Pensions minister Steve Webb says there will be no “screeching U-turns” over the Government’s pension charge cap plans but admits its original timetable may have been unrealistic.
It emerged last week the Government was likely to delay the introduction of its charge cap, originally due this April, by at least a year.
Speaking at a Headlinemoney dinner in London this week, Webb said: “I have read the odd headline about screeching U-turns and I don’t recognise this. Clearly people have spoken to us about timing and it’s worth bearing in mind we have told firms to prepare for auto-enrolment at least 12 months ahead of doing it and we have had some feedback on our suggestion that we make some changes 12 weeks ahead of doing it, which were reasonable things that we will have to reflect on.”
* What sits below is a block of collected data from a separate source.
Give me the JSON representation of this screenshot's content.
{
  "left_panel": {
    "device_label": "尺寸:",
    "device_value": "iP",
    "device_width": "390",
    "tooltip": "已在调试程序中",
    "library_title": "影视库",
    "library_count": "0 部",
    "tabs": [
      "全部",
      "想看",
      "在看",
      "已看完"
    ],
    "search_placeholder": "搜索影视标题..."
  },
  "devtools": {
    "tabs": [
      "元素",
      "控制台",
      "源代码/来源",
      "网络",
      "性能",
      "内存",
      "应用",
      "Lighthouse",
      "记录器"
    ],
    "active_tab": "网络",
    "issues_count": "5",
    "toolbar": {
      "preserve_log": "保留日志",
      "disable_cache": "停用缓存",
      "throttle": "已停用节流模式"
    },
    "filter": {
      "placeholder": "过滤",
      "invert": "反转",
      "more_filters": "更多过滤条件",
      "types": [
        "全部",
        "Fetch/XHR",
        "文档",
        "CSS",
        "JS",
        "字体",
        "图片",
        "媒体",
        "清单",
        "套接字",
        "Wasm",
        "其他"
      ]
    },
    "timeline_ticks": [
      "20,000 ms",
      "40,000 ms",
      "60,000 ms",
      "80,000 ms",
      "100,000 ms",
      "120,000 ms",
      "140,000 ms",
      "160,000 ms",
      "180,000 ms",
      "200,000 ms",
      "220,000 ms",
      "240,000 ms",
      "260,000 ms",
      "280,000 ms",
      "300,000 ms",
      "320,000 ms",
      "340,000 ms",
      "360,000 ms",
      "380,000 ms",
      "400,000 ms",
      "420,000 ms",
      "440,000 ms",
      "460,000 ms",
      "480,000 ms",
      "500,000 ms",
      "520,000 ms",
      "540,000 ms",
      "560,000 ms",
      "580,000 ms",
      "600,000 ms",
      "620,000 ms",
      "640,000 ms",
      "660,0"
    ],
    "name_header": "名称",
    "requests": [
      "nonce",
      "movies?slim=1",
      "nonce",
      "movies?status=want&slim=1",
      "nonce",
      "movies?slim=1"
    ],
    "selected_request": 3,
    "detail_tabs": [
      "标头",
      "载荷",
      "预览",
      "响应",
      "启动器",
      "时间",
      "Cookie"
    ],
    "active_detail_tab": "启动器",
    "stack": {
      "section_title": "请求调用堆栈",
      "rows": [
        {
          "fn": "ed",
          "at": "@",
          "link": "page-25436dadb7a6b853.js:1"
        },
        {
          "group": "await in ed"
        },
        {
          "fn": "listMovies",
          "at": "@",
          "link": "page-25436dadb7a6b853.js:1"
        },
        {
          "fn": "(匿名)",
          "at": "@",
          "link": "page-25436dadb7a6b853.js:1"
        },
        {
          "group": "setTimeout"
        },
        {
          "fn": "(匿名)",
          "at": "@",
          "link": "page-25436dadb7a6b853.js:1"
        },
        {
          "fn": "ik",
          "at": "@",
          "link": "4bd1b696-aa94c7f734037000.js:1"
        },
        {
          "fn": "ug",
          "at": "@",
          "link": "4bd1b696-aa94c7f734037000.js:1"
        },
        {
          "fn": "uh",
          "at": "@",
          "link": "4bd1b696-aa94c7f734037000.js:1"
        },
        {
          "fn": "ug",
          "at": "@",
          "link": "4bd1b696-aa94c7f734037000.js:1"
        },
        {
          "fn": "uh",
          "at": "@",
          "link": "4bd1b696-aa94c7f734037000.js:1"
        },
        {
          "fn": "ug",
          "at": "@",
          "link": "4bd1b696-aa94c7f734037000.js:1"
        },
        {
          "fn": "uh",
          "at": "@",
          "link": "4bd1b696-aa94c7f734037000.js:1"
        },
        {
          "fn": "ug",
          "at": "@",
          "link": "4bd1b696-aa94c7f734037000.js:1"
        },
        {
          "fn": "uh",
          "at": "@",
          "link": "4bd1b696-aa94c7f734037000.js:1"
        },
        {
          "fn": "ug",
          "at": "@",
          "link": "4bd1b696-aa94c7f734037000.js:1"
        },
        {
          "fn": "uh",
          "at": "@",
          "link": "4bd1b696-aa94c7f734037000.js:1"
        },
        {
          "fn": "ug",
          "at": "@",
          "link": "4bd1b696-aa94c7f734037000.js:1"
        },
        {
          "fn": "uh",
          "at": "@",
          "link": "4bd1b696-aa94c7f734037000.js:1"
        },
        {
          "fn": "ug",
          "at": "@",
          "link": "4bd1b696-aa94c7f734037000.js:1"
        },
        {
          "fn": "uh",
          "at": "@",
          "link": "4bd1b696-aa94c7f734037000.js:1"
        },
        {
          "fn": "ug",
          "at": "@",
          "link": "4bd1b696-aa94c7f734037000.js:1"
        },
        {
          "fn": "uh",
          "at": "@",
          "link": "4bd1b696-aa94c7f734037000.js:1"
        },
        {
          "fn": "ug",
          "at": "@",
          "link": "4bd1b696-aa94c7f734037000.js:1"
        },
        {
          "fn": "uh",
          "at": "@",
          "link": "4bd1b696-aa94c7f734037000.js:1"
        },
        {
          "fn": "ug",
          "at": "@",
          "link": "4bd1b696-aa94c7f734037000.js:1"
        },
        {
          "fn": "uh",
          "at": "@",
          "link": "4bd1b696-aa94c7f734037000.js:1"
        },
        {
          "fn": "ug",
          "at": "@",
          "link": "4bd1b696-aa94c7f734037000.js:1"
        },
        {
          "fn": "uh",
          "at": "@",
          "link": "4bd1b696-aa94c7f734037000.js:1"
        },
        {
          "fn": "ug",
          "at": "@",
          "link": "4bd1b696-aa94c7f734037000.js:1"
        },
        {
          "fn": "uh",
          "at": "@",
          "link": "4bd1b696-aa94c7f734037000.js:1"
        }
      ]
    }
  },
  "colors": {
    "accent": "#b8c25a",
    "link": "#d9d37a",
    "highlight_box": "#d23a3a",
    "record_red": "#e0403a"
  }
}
Webb is expected to update Parliament on 23 January on his charge cap plans.
Legal & General pensions strategy director Adrian Boulding says the Government could make it easier for employers to move scheme members from old, high charging schemes to new schemes.
He says: “To get a contract-based scheme moved across to a new lower charge scheme you need individual member signatures on each transfer. We will see some push on that and the Government may even look to rewrite the legislation to make that process easier.”
Syndaxi Chartered Financial Planners managing director Robert Reid says: “The big problems when it comes to high pension charges are in legacy schemes although any reform will inevitably be complicated.”